I live in the Idaho Panhandle and ride from 2500-6000ft, tight, technical snotty trails,roots, logs,rocks, ..my kit only came with 175 and 170 no 180...i got 2 170's oops....
 
forgot to mention, I installed a Leo Vince silencer kept the stock pipe based off what I have read, I tried to read the plug but it was the rich plug I cleaned up...can anybody give me a good base line jetting for my area.elevation...any other husky riders in the PNW in similar conditions?
 
I'm running a WB 165 kit in my 2009 with an RB Designs modified Mikuni (bored, divider plate, low speed circuit mods, #5 slide).
Suzuki 16-62 needle in 2nd clip from top
40 pilot
500 main
Airscrew @ 1 turn out

It runs good down low and wide open, but I'm getting a lean knock in the transition (1/2-3/4 throttle). I believe I need to go to a richer needle, no? Is the 16-61 needle the one I want to try?

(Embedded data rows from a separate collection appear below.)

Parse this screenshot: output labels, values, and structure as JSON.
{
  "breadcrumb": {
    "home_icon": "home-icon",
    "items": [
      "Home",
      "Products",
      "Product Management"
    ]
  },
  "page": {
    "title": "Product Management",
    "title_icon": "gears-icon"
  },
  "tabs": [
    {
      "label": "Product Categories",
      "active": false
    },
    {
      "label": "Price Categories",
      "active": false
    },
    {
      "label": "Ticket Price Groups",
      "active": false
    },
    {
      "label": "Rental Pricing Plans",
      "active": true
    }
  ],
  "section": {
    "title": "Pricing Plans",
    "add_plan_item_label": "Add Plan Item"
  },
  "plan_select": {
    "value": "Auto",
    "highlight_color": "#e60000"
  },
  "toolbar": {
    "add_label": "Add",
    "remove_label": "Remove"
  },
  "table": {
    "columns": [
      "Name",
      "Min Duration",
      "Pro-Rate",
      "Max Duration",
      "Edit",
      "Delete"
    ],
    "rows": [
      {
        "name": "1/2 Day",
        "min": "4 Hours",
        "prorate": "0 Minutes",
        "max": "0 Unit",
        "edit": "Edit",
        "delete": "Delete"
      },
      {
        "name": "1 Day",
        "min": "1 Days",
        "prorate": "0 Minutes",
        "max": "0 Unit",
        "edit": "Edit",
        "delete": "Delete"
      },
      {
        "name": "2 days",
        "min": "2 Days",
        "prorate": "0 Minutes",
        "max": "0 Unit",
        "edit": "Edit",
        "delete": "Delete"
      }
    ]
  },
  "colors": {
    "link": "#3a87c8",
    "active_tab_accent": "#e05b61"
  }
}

I have the stock needles as well, 6BFY43-74 AND 6DEY15-74
 
I'm running a WB 165 kit in my 2009 with an RB Designs modified Mikuni (bored, divider plate, low speed circuit mods, #5 slide).
Suzuki 16-62 needle in 2nd clip from top
40 pilot
500 main
Airscrew @ 1 turn out

It runs good down low and wide open, but I'm getting a lean knock in the transition (1/2-3/4 throttle). I believe I need to go to a richer needle, no? Is the 16-61 needle the one I want to try?
I have the stock needles as well, 6BFY43-74 AND 6DEY15-74
Is your needle raised all the way up?